The companions of Ezra. (1-20) Ezra implores God's blessing. (21-23) Treasures committed to the priests. (24-30) Ezra arrives at Jerusalem. (31-36)
Commentary on Ezra 8:1-20
(Read Ezra 8:1-20)
Ezra assembles the outcasts of Israel, and the dispersed of Judah. God raised up the spirits of a small remnant to accompany him. What a pity that good men should omit a good work, for want of being spoken to!
Commentary on Ezra 8:21-23
(Read Ezra 8:21-23)
Ezra procured Levites to go with him; but what will that avail, unless he have God with him? Those who seek God, are safe under the shadow of his wings, even in their greatest dangers; but those who forsake him, are always exposed. When entering upon any new state of life, our care should be, to bring none of the guilt of the sins of our former condition into it. When we are in any peril, let us be at peace with God, and then nothing can do us any real hurt. All our concerns about ourselves, our families, and our estates, it is our wisdom and duty, by prayer to commit to God, and to leave the care of them with him. And, on some occasions, we should decline advantages which are within our reach, lest we should cause others to stumble, and so our God be dishonoured. Let us ask wisdom of God, that we may know how to use or to refuse lawful things.

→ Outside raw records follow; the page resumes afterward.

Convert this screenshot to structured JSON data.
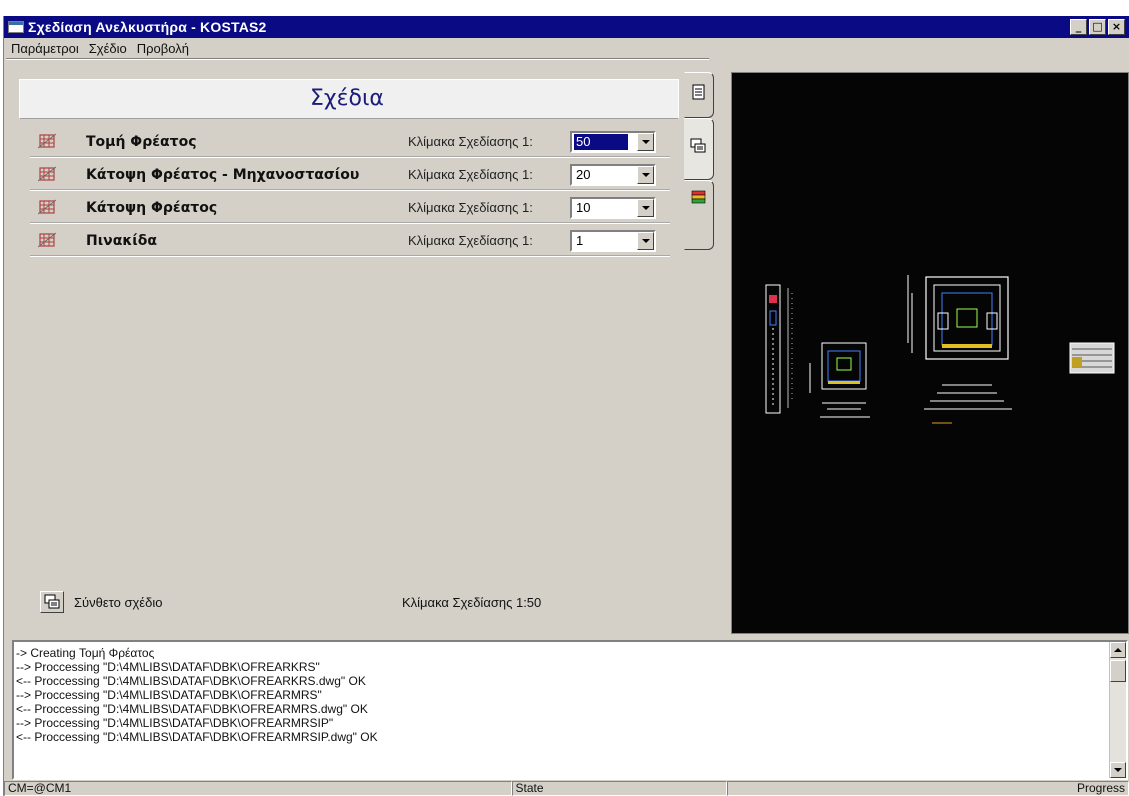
{
  "window": {
    "title": "Σχεδίαση Ανελκυστήρα - KOSTAS2",
    "controls": {
      "minimize": "_",
      "maximize": "□",
      "close": "×"
    }
  },
  "menu": [
    "Παράμετροι",
    "Σχέδιο",
    "Προβολή"
  ],
  "panel": {
    "title": "Σχέδια",
    "rows": [
      {
        "name": "Τομή Φρέατος",
        "scale_label": "Κλίμακα Σχεδίασης 1:",
        "scale_value": "50",
        "selected": true
      },
      {
        "name": "Κάτοψη Φρέατος - Μηχανοστασίου",
        "scale_label": "Κλίμακα Σχεδίασης 1:",
        "scale_value": "20",
        "selected": false
      },
      {
        "name": "Κάτοψη Φρέατος",
        "scale_label": "Κλίμακα Σχεδίασης 1:",
        "scale_value": "10",
        "selected": false
      },
      {
        "name": "Πινακίδα",
        "scale_label": "Κλίμακα Σχεδίασης 1:",
        "scale_value": "1",
        "selected": false
      }
    ],
    "composite_label": "Σύνθετο σχέδιο",
    "composite_scale": "Κλίμακα Σχεδίασης 1:50"
  },
  "log": [
    "-> Creating Τομή Φρέατος",
    "--> Proccessing \"D:\\4M\\LIBS\\DATAF\\DBK\\OFREARKRS\"",
    "<-- Proccessing \"D:\\4M\\LIBS\\DATAF\\DBK\\OFREARKRS.dwg\" OK",
    "--> Proccessing \"D:\\4M\\LIBS\\DATAF\\DBK\\OFREARMRS\"",
    "<-- Proccessing \"D:\\4M\\LIBS\\DATAF\\DBK\\OFREARMRS.dwg\" OK",
    "--> Proccessing \"D:\\4M\\LIBS\\DATAF\\DBK\\OFREARMRSIP\"",
    "<-- Proccessing \"D:\\4M\\LIBS\\DATAF\\DBK\\OFREARMRSIP.dwg\" OK"
  ],
  "status": {
    "left": "CM=@CM1",
    "middle": "State",
    "right": "Progress"
  },
  "icons": {
    "row": "layers-grid-icon",
    "composite": "composite-drawing-icon",
    "tabs": [
      "document-icon",
      "composite-drawing-icon",
      "layers-icon"
    ]
  },
  "colors": {
    "title_bar": "#0a0a84",
    "panel_title": "#1b1b7a",
    "preview_bg": "#050505",
    "selection": "#0a0a84"
  }
}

We shall be no losers by venturing, suffering, or giving up for the Lord's sake. Their prayers were answered, and the event declared it. Never have any that sought God in earnest, found that they sought him in vain. In times of difficulty and danger, to set a season apart for secret or for social prayer, is the best method for relief we can take.

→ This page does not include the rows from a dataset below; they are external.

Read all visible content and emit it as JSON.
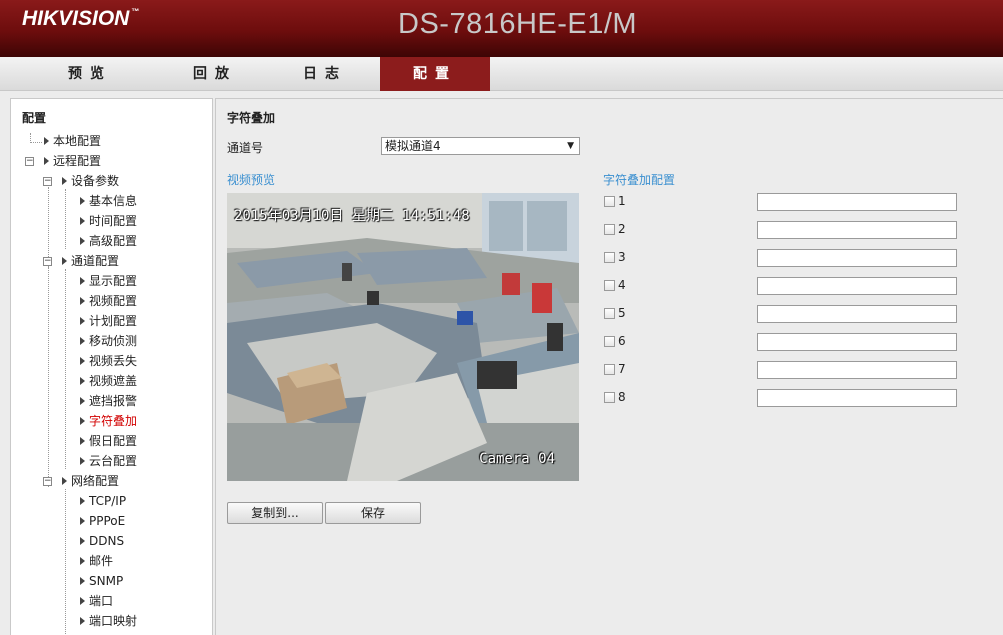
{
  "header": {
    "logo_text": "HIKVISION",
    "logo_tm": "™",
    "model": "DS-7816HE-E1/M"
  },
  "nav": {
    "tabs": [
      {
        "label": "预览"
      },
      {
        "label": "回放"
      },
      {
        "label": "日志"
      },
      {
        "label": "配置",
        "active": true
      }
    ]
  },
  "sidebar": {
    "title": "配置",
    "items": [
      {
        "label": "本地配置"
      },
      {
        "label": "远程配置"
      },
      {
        "label": "设备参数"
      },
      {
        "label": "基本信息"
      },
      {
        "label": "时间配置"
      },
      {
        "label": "高级配置"
      },
      {
        "label": "通道配置"
      },
      {
        "label": "显示配置"
      },
      {
        "label": "视频配置"
      },
      {
        "label": "计划配置"
      },
      {
        "label": "移动侦测"
      },
      {
        "label": "视频丢失"
      },
      {
        "label": "视频遮盖"
      },
      {
        "label": "遮挡报警"
      },
      {
        "label": "字符叠加",
        "active": true
      },
      {
        "label": "假日配置"
      },
      {
        "label": "云台配置"
      },
      {
        "label": "网络配置"
      },
      {
        "label": "TCP/IP"
      },
      {
        "label": "PPPoE"
      },
      {
        "label": "DDNS"
      },
      {
        "label": "邮件"
      },
      {
        "label": "SNMP"
      },
      {
        "label": "端口"
      },
      {
        "label": "端口映射"
      }
    ]
  },
  "main": {
    "title": "字符叠加",
    "channel_label": "通道号",
    "channel_value": "模拟通道4",
    "preview_label": "视频预览",
    "osd_config_label": "字符叠加配置",
    "osd_date": "2015年03月10日 星期二 14:51:48",
    "osd_camera": "Camera 04",
    "copy_button": "复制到...",
    "save_button": "保存",
    "osd_rows": [
      {
        "label": "1",
        "value": ""
      },
      {
        "label": "2",
        "value": ""
      },
      {
        "label": "3",
        "value": ""
      },
      {
        "label": "4",
        "value": ""
      },
      {
        "label": "5",
        "value": ""
      },
      {
        "label": "6",
        "value": ""
      },
      {
        "label": "7",
        "value": ""
      },
      {
        "label": "8",
        "value": ""
      }
    ]
  },
  "colors": {
    "brand_red": "#8c1c1c",
    "active_tree_item": "#d20000",
    "section_label": "#3a8fd0"
  }
}
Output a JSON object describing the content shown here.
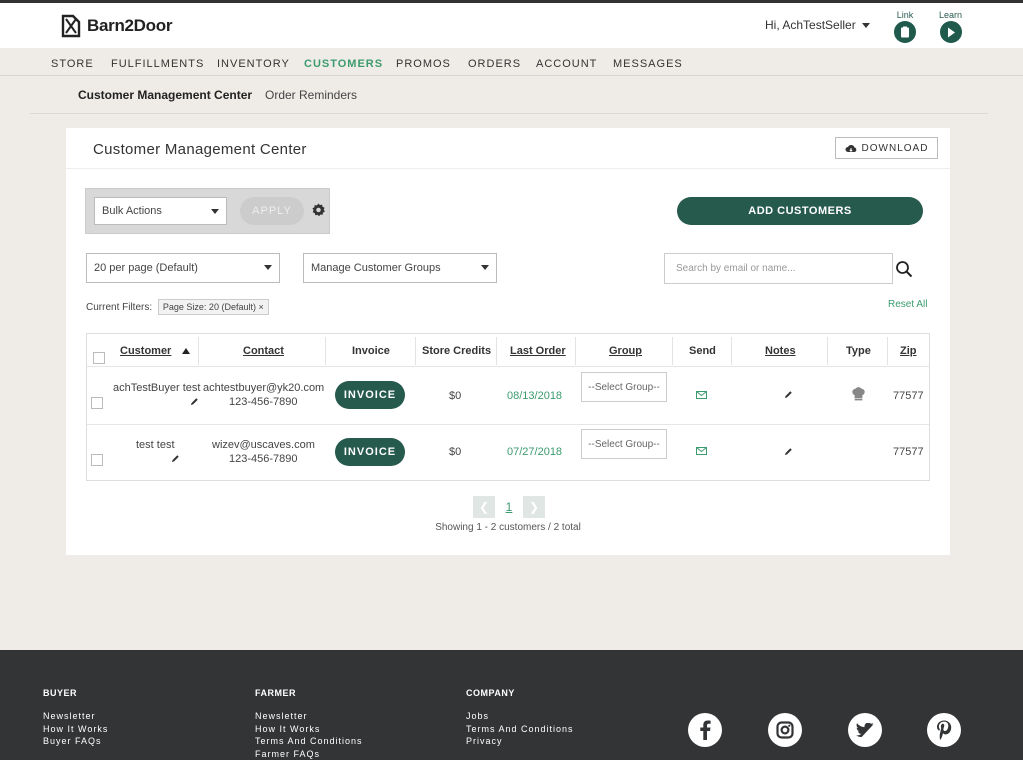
{
  "header": {
    "brand": "Barn2Door",
    "greeting": "Hi, AchTestSeller",
    "link_label": "Link",
    "learn_label": "Learn"
  },
  "nav": {
    "items": [
      "STORE",
      "FULFILLMENTS",
      "INVENTORY",
      "CUSTOMERS",
      "PROMOS",
      "ORDERS",
      "ACCOUNT",
      "MESSAGES"
    ],
    "active": "CUSTOMERS"
  },
  "subnav": {
    "current": "Customer Management Center",
    "other": "Order Reminders"
  },
  "panel": {
    "title": "Customer Management Center",
    "download_label": "DOWNLOAD",
    "bulk_actions_value": "Bulk Actions",
    "apply_label": "APPLY",
    "add_customers_label": "ADD CUSTOMERS",
    "per_page_value": "20 per page (Default)",
    "groups_value": "Manage Customer Groups",
    "search_placeholder": "Search by email or name...",
    "filters_label": "Current Filters:",
    "filter_chip": "Page Size: 20 (Default) ×",
    "reset_label": "Reset All"
  },
  "table": {
    "headers": {
      "customer": "Customer",
      "contact": "Contact",
      "invoice": "Invoice",
      "credits": "Store Credits",
      "last_order": "Last Order",
      "group": "Group",
      "send": "Send",
      "notes": "Notes",
      "type": "Type",
      "zip": "Zip"
    },
    "rows": [
      {
        "customer": "achTestBuyer test",
        "email": "achtestbuyer@yk20.com",
        "phone": "123-456-7890",
        "invoice": "INVOICE",
        "credits": "$0",
        "last_order": "08/13/2018",
        "group": "--Select Group--",
        "zip": "77577"
      },
      {
        "customer": "test test",
        "email": "wizev@uscaves.com",
        "phone": "123-456-7890",
        "invoice": "INVOICE",
        "credits": "$0",
        "last_order": "07/27/2018",
        "group": "--Select Group--",
        "zip": "77577"
      }
    ]
  },
  "pagination": {
    "page": "1",
    "showing": "Showing 1 - 2 customers / 2 total"
  },
  "footer": {
    "buyer": {
      "title": "BUYER",
      "links": [
        "Newsletter",
        "How It Works",
        "Buyer FAQs"
      ]
    },
    "farmer": {
      "title": "FARMER",
      "links": [
        "Newsletter",
        "How It Works",
        "Terms And Conditions",
        "Farmer FAQs"
      ]
    },
    "company": {
      "title": "COMPANY",
      "links": [
        "Jobs",
        "Terms And Conditions",
        "Privacy"
      ]
    }
  },
  "colors": {
    "accent_green": "#265a4d",
    "link_green": "#3c9b6e",
    "footer_bg": "#333436",
    "page_bg": "#efece7"
  }
}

Commentary on Ezra 8:24-30
(Read Ezra 8:24-30)
Do we expect that God should, by his providence, keep that which belongs to us, let us, by his grace, keep that which belongs to him. Let God's honour and interest be our care; and then we may expect that our lives and comforts will be his.

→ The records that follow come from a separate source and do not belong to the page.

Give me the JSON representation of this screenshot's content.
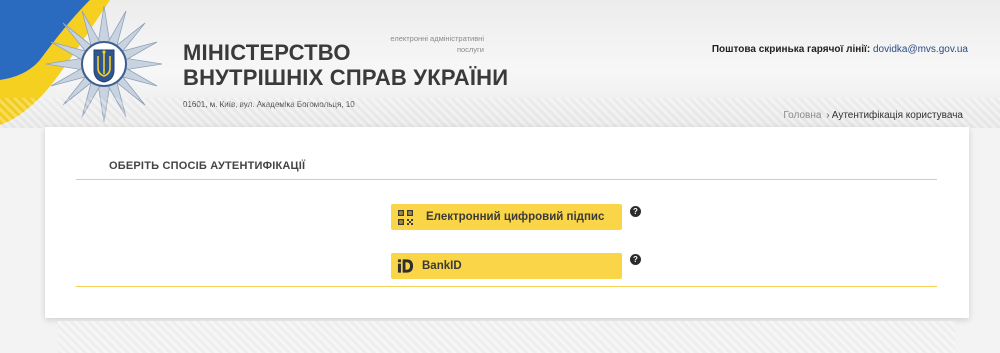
{
  "header": {
    "title_line1": "МІНІСТЕРСТВО",
    "title_line2": "ВНУТРІШНІХ СПРАВ УКРАЇНИ",
    "services_label": "електронні адміністративні послуги",
    "address": "01601, м. Київ, вул. Академіка Богомольця, 10",
    "hotline_label": "Поштова скринька гарячої лінії:",
    "hotline_email": "dovidka@mvs.gov.ua",
    "flag_colors": [
      "#2a6bbf",
      "#f5d020"
    ]
  },
  "breadcrumb": {
    "home": "Головна",
    "separator": "›",
    "current": "Аутентифікація користувача"
  },
  "auth": {
    "title": "ОБЕРІТЬ СПОСІБ АУТЕНТИФІКАЦІЇ",
    "options": [
      {
        "label": "Електронний цифровий підпис",
        "icon": "qr-code-icon",
        "help": "?"
      },
      {
        "label": "BankID",
        "icon": "bankid-icon",
        "help": "?"
      }
    ],
    "accent": "#f9d547"
  }
}
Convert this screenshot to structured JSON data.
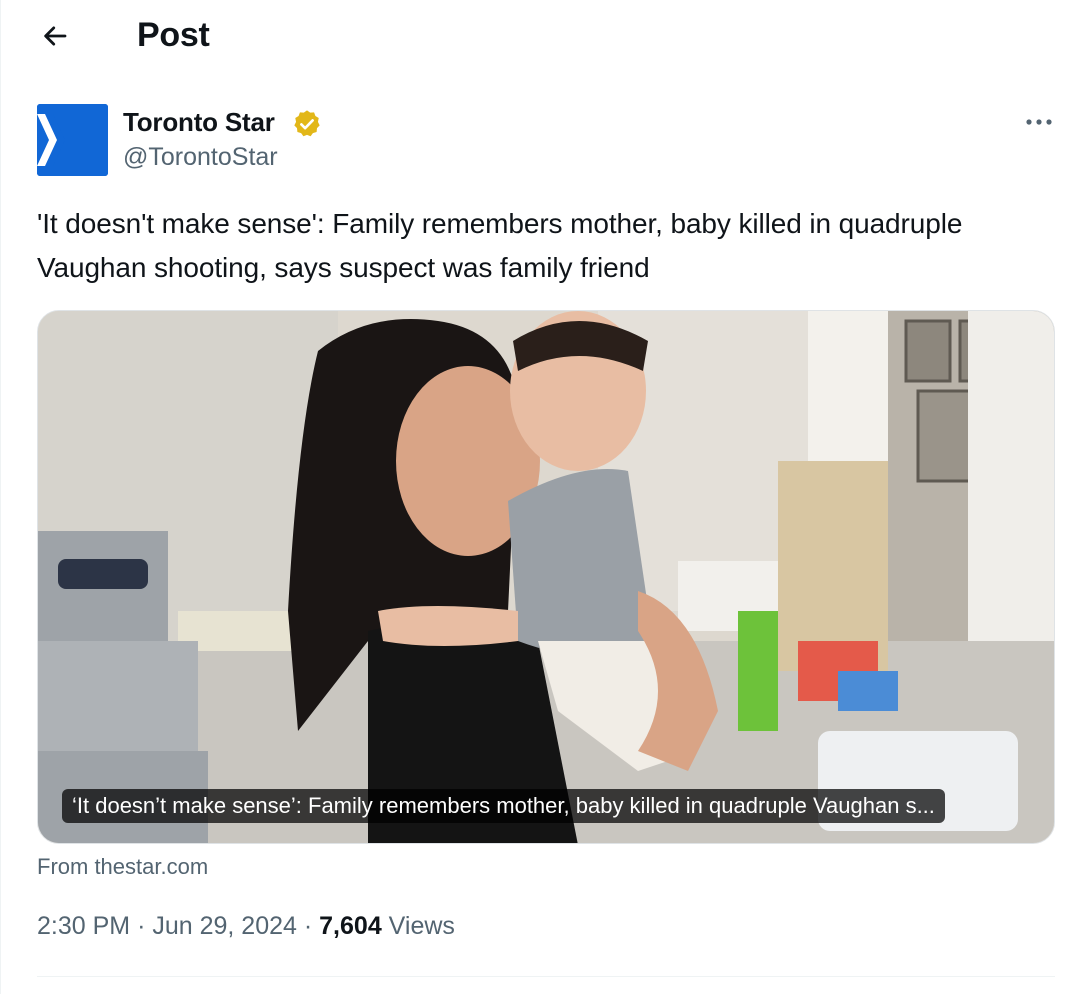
{
  "header": {
    "title": "Post"
  },
  "author": {
    "name": "Toronto Star",
    "handle": "@TorontoStar"
  },
  "tweet": {
    "text": "'It doesn't make sense': Family remembers mother, baby killed in quadruple Vaughan shooting, says suspect was family friend"
  },
  "card": {
    "caption": "‘It doesn’t make sense’: Family remembers mother, baby killed in quadruple Vaughan s...",
    "source": "From thestar.com"
  },
  "meta": {
    "time": "2:30 PM",
    "separator": "·",
    "date": "Jun 29, 2024",
    "views_count": "7,604",
    "views_label": "Views"
  },
  "colors": {
    "brand_blue": "#1167d6",
    "verified_gold": "#e2b719",
    "secondary_text": "#536471"
  }
}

Commentary on Ezra 8:31-36
(Read Ezra 8:31-36)
Enemies laid wait for the Jews, but God protected them. Even the common perils of journeys, call us to go out with prayer, and to return with praise and thanksgiving. But what shall we render when the Lord has led us safely through the pilgrimage of life, through the gloomy vale of death, out of the reach of all our enemies, into everlasting happiness! Among their sacrifices they had a sin-offering. The atonement sweetens and secures every mercy to us, which will not be truly comfortable, unless sin be taken away, and our peace made with God. Then had the church rest. The expressions here used, direct us to the deliverance of sinners from spiritual bondage, and their pilgrimage to the heavenly Jerusalem, under the care and protection of their God and Saviour.